When all records have been processed, in step 20 the processor checks user instructions as to whether or not another pass is required, i.e. whether or not another field within the records of the input database must be processed. For example, one pass would relate to correction of the name field in an input database, whereas another pass would correct the address field. If there is another pass, steps 4 to 20 are repeated for each record. If another pass is not required, the process ends in step 21.

It will be appreciated that by the manner in which sets of lexicons are created, in which priority orders are assigned to them and by which the processor operates in verifying pieces of data using the selected lexicons, processor efficiency is considerably improved for conversion of an input database.

Further, accuracy in the output database is considerably improved because the processor may react in an intelligent manner for each different piece of data using the in-built control rules associated with each reference word in the lexicons. Further, reference words which would occur rarely are not included in the lexicons and this saves time for each pass of that particular lexicon. When such a word does occur in an input database processing may be interrupted in step 14 and a manual instruction received. It has been found that this is much more efficient than trying to cater for every possible eventuality automatically. It has also been found that by monitoring field parameters and inserting an additional field in the record, the output database is considerably improved and may be easily used for further processing work which would involve separating records into different sets according to the selected parameter. The selected parameter could be age, postal district, sex or any other parameter.

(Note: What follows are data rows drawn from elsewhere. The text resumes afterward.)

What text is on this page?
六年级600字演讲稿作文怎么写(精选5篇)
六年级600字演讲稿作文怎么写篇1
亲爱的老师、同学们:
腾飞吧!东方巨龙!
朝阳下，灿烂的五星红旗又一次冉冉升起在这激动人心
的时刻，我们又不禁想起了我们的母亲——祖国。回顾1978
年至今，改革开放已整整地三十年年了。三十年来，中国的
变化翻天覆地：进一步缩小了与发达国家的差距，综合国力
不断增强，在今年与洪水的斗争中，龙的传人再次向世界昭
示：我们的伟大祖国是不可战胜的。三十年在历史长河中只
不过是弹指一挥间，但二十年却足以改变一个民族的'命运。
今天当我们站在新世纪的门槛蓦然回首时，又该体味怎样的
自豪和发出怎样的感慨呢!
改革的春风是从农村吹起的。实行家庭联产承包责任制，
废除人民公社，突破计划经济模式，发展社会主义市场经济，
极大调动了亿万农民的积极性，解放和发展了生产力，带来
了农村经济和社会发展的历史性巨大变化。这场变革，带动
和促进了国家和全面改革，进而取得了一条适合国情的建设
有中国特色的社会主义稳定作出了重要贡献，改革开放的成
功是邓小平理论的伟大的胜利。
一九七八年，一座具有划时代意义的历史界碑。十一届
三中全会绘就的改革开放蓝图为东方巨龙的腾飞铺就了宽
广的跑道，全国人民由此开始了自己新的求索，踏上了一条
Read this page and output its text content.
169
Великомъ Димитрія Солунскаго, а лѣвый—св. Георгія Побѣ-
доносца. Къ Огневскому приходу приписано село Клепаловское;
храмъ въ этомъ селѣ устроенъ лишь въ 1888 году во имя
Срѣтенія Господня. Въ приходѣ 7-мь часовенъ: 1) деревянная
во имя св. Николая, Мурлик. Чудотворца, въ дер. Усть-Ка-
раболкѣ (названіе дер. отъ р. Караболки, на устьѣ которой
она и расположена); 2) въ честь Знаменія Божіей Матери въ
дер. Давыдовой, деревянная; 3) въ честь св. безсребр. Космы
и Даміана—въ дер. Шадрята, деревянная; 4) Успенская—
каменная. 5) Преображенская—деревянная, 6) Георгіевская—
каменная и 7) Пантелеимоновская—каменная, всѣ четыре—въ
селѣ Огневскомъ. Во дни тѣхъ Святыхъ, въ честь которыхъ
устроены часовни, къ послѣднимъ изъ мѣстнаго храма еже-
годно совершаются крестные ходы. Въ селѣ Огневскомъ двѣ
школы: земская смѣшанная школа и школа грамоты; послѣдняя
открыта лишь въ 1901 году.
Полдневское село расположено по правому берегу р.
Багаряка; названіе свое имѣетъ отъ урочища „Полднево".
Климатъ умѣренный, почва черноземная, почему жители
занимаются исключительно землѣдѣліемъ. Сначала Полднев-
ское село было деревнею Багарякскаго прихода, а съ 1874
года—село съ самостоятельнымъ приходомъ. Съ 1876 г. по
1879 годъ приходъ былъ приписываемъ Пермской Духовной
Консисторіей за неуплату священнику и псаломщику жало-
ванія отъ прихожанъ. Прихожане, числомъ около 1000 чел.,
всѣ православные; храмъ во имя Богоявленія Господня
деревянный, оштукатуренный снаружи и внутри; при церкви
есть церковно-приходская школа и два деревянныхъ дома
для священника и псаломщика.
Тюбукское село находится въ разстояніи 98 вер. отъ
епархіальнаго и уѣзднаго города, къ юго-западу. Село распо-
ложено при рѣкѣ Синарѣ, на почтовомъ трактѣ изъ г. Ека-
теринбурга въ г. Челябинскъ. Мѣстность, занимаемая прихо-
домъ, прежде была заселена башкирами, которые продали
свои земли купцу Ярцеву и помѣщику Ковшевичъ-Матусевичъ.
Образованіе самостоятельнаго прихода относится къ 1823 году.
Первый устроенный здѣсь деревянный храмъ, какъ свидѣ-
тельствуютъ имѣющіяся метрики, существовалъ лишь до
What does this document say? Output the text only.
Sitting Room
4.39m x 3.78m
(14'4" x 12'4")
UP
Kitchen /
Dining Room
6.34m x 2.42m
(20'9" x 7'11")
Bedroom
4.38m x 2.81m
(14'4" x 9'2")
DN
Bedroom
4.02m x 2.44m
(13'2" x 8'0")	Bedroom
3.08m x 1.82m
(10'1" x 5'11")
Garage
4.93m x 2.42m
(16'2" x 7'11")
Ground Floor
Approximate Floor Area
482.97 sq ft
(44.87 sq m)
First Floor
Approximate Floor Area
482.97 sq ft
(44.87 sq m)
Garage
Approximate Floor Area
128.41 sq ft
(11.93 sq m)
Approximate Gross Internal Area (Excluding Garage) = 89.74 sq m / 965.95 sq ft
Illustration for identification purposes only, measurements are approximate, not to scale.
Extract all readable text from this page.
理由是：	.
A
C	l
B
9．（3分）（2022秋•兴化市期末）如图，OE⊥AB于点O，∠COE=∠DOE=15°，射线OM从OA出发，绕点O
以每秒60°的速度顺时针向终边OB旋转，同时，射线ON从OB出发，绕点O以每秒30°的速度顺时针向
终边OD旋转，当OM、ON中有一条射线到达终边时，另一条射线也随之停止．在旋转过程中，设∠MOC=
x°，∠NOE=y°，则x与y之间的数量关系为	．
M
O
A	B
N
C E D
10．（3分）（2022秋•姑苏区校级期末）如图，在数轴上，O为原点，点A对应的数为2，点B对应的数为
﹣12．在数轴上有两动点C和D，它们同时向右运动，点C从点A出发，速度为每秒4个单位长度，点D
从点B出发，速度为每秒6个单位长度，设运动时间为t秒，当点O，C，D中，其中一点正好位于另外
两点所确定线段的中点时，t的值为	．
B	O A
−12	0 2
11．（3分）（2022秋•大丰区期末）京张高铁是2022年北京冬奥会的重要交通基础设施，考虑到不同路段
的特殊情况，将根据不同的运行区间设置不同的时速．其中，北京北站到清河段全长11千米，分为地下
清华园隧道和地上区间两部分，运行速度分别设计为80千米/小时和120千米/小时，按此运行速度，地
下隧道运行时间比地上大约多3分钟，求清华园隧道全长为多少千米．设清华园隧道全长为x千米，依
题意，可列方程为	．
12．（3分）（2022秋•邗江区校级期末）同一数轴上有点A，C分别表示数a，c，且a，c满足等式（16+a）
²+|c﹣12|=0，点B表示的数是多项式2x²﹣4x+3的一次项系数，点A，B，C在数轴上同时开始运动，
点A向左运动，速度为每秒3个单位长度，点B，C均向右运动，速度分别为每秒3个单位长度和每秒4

It has been found to be convenient to set the processing indicator status to "1" for day-time processing where a user is available for inputting of manual instructions, and to "0" for night-time processing, in which case a user would input instructions from a document which has been printed from the print file. This lends considerable versatility to the process of the invention.

The invention is not limited to the embodiments hereinbefore described, but may be varied in construction and detail.

Claims (4)

1. A process for conversion of an input database having records with fields of alphanumeric data to an output database having a data content and a structure which facilitates operation of a processor in retrieval of data and direction of document printing using the data in an error-free and efficient manner, the process comprising the steps of:: writing a set of lexicons to a memory circuit, the set of lexicons being associated with a particular field of the records of the input database, and each lexicon having a set of reference data words and associated rules; assigning a priority order for the set of lexicons for each word position, the priority order being based on the probability of the lexicon containing a reference word for that position of the field; sequentially writing each record of the input database into the memory circuit and filtering out the particular field; and for each data word of each field, carrying out the steps of: comparing the word with at least some of the lexicons in the priority order until a match is found; when a match is found, verifying the word by comparing parameters of the word with rules of the reference word in the lexicon, and re writing the word in the field according to the rules; and if no match is found inserting a flag in the field.
2. A process as claimed in claim 1, comprising the further step of pre-setting a processing indicator, and according to status of the indicator, when a flag is inserted in a field, either interrupting processing and prompting manual user input of an instruction, or writing the field to a printing file for printing of an error list at a later time.
3. A process as claimed in claims 1 or 2, comprising the further steps of writing an additional field to a record in response to monitoring a parameter of a field in the record, the parameter being monitored by reference to a reference word and control rule associated with a word and a field.
4. A process substantially as hereinbefore described with reference to and as illustrated in the accompanying drawings.
GB9202288A 1992-02-04 1992-02-04 A database conversion process Withdrawn GB9202288D0 (en)

Priority Applications (1)

Application Number Priority Date Filing Date Title
GB9202288A GB9202288D0 (en) 1992-02-04 1992-02-04 A database conversion process

Applications Claiming Priority (2)

Application Number Priority Date Filing Date Title
GB9202288A GB9202288D0 (en) 1992-02-04 1992-02-04 A database conversion process
BE9200174A BE1003890A6 (en) 1992-02-04 1992-02-20 Process database conversion.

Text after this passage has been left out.